How hyperprolactinemia is diagnosed and treated

  A pathological condition in which serum prolactin levels persistently exceed the normal range during non-pregnancy and non-lactation is called hyperprolactinemia. Prolactin is mainly secreted by pituitary cells in human body, but it can also be synthesized by human chorionic villi and meconium after pregnancy.

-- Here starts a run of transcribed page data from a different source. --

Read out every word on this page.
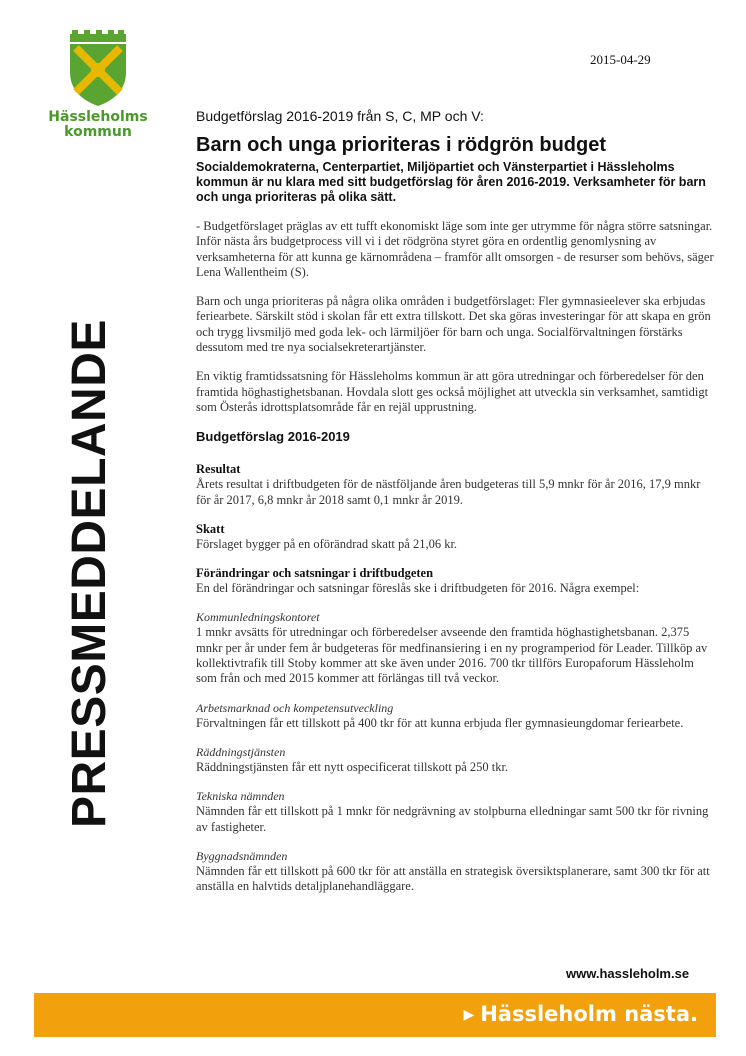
Hässleholms
kommun
2015-04-29
PRESSMEDDELANDE
Budgetförslag 2016-2019 från S, C, MP och V:
Barn och unga prioriteras i rödgrön budget
Socialdemokraterna, Centerpartiet, Miljöpartiet och Vänsterpartiet i Hässleholms kommun är nu klara med sitt budgetförslag för åren 2016-2019. Verksamheter för barn och unga prioriteras på olika sätt.

- Budgetförslaget präglas av ett tufft ekonomiskt läge som inte ger utrymme för några större satsningar. Inför nästa års budgetprocess vill vi i det rödgröna styret göra en ordentlig genomlysning av verksamheterna för att kunna ge kärnområdena – framför allt omsorgen - de resurser som behövs, säger Lena Wallentheim (S).

Barn och unga prioriteras på några olika områden i budgetförslaget: Fler gymnasieelever ska erbjudas feriearbete. Särskilt stöd i skolan får ett extra tillskott. Det ska göras investeringar för att skapa en grön och trygg livsmiljö med goda lek- och lärmiljöer för barn och unga. Socialförvaltningen förstärks dessutom med tre nya socialsekreterartjänster.

En viktig framtidssatsning för Hässleholms kommun är att göra utredningar och förberedelser för den framtida höghastighetsbanan. Hovdala slott ges också möjlighet att utveckla sin verksamhet, samtidigt som Österås idrottsplatsområde får en rejäl upprustning.

Budgetförslag 2016-2019
Resultat

Årets resultat i driftbudgeten för de nästföljande åren budgeteras till 5,9 mnkr för år 2016, 17,9 mnkr för år 2017, 6,8 mnkr år 2018 samt 0,1 mnkr år 2019.

Skatt

Förslaget bygger på en oförändrad skatt på 21,06 kr.

Förändringar och satsningar i driftbudgeten

En del förändringar och satsningar föreslås ske i driftbudgeten för 2016. Några exempel:

Kommunledningskontoret

1 mnkr avsätts för utredningar och förberedelser avseende den framtida höghastighetsbanan. 2,375 mnkr per år under fem år budgeteras för medfinansiering i en ny programperiod för Leader. Tillköp av kollektivtrafik till Stoby kommer att ske även under 2016. 700 tkr tillförs Europaforum Hässleholm som från och med 2015 kommer att förlängas till två veckor.

Arbetsmarknad och kompetensutveckling

Förvaltningen får ett tillskott på 400 tkr för att kunna erbjuda fler gymnasieungdomar feriearbete.

Räddningstjänsten

Räddningstjänsten får ett nytt ospecificerat tillskott på 250 tkr.

Tekniska nämnden

Nämnden får ett tillskott på 1 mnkr för nedgrävning av stolpburna elledningar samt 500 tkr för rivning av fastigheter.

Byggnadsnämnden

Nämnden får ett tillskott på 600 tkr för att anställa en strategisk översiktsplanerare, samt 300 tkr för att anställa en halvtids detaljplanehandläggare.

www.hassleholm.se
▶ Hässleholm nästa.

Its physiological functions are mainly to maintain and promote human reproductive function, and to participate in regulating metabolism and stimulating immune function.  The diagnosis of hyperprolactinemia can be made at least twice if the serum prolactin level is higher than normal, but since there are many causes of hyperprolactinemia and different treatment plans with different etiologies and prognosis, clinical judgment of the cause of hyperprolactinemia is particularly important.  A detailed clinical history (e.g., menstrual history, last pregnancy and postpartum breastfeeding; drug use; and whether there are headaches or visual abnormalities) should be taken to facilitate the initial determination of the cause of the disease.  II. Treatment Hyperprolactinemia is not terrible, even when combined with pituitary adenoma.  Dopamine agonists are the drugs of choice for the treatment of this disease. These drugs are fast-acting and very effective, and are commonly used as follows: 1. Bromocriptine: Dosage: 1.25 mg/dose twice a day at the beginning, taken during meals; can be increased to 2.5 mg/dose twice a day after three days as needed. In addition, bromocriptine can also be administered vaginally, which can reduce the gastrointestinal reaction, and is suitable for married women.  2.Ergot benzyl ester: The side effects are slight and it is used for those who cannot tolerate bromocriptine.  Dosage: start 4mg/day orally; increase to 8mg/day after one week according to the condition; 12mg/day after four weeks, divided into two doses. The extreme dose is 24mg/day.  Studies have found that bromocriptine can normalize menstruation in 80% of hyperprolactinemic women with non-neoplastic amenorrhea and has a good control effect on combined pituitary adenomas.  In hyperprolactinemia caused by hypothyroidism and polycystic ovary syndrome, the blood prolactin can be reduced after treatment of the original disease.